Earlier this week I described a long-running Scandinavian crime fiction series that moves forward without its main character, Inspector Van Veeteren. Today we have another Nordic crime series with the exact same scenario: in Arnaldur Indriðason’s Outrage, main character Erlendur is missing from the action… and may be missing altogether.
Erlendur has decided to go look for his missing brother’s body, yet again, but life in Reykjavik goes on, and so does crime. Outrage thus focuses on Elinborg, one of Erlendur’s able assistants in previous books, who must solve the mystery of a murdered man. Runolfur went to bar to pick up a woman using a date rape drug but ended up being the victim himself.
In earlier books in the series the main thing we learned about Elinborg is that she loves to cook and has written a successful cookbook, but here we also get to see more of her personal life, including a troubled relationship with her son and a painful history with another child that still affects the family today. All of this is by way of saying that Elinborg is nothing like Erlendur. Instead, Elinborg’s story reminded me a bit of two other characters, Thóra and Detective Inspector Irene Huss, both parent/investigators who struggle with their own teenage children.

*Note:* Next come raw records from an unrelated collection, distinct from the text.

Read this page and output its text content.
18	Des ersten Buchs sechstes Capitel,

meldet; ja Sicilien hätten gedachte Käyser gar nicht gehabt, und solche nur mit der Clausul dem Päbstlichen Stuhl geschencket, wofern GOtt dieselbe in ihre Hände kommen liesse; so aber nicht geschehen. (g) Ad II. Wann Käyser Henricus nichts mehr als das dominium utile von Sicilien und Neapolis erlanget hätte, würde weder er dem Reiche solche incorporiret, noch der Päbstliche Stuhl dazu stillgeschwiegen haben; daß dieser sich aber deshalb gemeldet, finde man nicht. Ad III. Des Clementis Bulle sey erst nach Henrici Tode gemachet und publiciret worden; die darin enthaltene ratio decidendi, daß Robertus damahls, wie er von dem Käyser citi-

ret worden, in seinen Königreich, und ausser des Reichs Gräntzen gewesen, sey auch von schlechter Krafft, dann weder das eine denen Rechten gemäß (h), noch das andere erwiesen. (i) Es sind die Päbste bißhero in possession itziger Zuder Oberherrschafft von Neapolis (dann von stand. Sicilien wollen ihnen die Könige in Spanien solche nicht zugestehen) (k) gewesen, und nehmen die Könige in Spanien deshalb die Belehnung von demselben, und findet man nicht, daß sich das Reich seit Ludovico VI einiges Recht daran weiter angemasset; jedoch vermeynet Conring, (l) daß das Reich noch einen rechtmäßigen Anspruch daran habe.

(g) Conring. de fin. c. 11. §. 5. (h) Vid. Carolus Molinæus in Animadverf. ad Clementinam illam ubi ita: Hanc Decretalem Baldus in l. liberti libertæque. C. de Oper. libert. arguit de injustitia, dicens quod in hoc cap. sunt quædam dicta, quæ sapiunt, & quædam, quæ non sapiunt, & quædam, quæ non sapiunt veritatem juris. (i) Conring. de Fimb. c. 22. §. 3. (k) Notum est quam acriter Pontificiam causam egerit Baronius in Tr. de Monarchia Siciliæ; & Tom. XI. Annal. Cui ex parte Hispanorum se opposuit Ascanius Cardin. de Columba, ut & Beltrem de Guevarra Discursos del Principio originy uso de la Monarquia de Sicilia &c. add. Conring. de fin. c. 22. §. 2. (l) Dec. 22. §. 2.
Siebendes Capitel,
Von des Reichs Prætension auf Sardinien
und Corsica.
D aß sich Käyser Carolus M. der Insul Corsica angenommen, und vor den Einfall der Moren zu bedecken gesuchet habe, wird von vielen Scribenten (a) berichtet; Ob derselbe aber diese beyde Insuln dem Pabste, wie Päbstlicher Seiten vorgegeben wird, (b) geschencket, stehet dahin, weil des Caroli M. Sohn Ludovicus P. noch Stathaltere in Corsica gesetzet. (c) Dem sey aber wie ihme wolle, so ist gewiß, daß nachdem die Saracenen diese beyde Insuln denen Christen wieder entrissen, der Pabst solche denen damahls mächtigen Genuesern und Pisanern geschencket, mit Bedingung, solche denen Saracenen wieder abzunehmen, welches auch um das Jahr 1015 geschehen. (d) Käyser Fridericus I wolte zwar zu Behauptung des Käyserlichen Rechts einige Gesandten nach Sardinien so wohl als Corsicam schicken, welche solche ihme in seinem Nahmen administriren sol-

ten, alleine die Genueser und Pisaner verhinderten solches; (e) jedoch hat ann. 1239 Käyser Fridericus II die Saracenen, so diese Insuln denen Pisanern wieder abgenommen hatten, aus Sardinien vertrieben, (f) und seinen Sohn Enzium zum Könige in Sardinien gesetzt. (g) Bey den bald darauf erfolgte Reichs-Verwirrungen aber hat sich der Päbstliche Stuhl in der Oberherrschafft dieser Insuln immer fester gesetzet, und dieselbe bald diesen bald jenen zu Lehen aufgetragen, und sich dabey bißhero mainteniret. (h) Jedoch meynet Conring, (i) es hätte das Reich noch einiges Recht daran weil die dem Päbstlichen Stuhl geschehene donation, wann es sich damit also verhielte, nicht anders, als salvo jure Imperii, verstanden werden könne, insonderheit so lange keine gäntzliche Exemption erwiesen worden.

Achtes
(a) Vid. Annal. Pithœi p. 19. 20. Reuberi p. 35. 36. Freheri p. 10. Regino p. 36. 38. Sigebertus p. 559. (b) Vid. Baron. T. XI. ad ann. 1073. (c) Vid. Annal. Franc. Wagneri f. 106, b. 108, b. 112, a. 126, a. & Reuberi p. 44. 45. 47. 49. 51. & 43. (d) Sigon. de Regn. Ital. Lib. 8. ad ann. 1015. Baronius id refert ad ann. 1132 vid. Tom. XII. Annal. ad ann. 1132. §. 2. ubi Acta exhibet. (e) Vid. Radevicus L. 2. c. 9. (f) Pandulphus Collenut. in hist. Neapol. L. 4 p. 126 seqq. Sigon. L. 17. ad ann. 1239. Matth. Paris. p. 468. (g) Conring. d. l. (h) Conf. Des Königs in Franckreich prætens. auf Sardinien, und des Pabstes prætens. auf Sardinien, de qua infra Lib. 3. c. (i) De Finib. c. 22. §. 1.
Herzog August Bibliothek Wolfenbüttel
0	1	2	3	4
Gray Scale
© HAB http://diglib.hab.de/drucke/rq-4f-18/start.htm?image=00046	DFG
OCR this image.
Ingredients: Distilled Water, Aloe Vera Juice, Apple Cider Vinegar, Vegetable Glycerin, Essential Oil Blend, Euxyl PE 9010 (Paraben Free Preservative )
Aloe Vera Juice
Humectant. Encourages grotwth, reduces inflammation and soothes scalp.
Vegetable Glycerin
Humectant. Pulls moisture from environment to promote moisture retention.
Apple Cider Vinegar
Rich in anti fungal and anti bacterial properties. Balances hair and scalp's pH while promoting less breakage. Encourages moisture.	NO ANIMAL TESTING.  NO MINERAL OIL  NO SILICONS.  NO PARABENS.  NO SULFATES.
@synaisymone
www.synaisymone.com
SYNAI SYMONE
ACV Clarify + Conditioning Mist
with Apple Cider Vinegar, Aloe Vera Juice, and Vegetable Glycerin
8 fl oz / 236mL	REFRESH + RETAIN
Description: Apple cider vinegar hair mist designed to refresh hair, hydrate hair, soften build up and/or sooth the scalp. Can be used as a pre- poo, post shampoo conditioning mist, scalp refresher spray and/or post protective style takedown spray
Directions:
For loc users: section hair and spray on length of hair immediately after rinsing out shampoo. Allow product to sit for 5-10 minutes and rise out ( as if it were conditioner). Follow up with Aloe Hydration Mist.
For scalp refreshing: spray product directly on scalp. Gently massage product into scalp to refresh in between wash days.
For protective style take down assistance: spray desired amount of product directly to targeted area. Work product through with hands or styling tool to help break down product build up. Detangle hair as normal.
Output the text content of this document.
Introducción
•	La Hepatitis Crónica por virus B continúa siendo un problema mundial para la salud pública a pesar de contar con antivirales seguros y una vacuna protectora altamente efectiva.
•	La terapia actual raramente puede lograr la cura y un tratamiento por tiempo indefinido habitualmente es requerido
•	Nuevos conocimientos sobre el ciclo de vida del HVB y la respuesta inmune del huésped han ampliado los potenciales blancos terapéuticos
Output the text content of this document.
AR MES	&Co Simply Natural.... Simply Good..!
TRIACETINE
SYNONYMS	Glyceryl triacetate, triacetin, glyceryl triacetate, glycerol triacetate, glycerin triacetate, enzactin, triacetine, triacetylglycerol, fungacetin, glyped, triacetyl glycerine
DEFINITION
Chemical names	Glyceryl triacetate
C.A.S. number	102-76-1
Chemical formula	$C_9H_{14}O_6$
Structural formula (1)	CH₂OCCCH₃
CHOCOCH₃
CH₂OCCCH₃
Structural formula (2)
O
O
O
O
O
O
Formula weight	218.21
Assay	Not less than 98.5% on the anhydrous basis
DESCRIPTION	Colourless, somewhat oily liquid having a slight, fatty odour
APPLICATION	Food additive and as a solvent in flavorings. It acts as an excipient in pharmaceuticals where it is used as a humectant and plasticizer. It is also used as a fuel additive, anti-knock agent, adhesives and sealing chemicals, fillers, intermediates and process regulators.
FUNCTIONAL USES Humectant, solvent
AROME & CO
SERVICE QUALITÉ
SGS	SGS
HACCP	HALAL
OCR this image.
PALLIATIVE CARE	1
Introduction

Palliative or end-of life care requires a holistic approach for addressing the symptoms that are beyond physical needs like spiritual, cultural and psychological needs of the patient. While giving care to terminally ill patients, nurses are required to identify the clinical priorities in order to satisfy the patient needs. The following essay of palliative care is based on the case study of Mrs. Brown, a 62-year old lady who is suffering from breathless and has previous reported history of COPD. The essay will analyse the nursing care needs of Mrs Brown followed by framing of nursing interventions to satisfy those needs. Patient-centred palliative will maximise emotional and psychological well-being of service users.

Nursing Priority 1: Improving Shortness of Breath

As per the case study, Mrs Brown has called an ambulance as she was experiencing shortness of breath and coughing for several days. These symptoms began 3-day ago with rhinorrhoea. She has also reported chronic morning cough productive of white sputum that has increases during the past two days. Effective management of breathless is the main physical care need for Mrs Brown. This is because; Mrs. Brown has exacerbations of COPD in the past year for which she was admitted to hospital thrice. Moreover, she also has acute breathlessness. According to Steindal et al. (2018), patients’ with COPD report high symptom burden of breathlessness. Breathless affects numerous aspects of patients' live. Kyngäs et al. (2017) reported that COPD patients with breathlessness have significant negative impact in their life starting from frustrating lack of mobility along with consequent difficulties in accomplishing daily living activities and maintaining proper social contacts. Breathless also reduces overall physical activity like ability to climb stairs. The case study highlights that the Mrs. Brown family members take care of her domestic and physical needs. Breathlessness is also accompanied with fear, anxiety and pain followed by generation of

It turns out that Elinborg is a fine detective even without the gloomy Erlendur to direct the investigation. She painstakingly and persistently follows up on the few leads that are available to police; she keeps going long after I would have, given the dearth of information (although the reader has access to a few insights that point to the killer).
In the end Outrage is a good book with an interesting mystery, but it’s not an Erlendur story. I hope, despite the dire hints toward the end of this book, that Erlendur is back in the next one.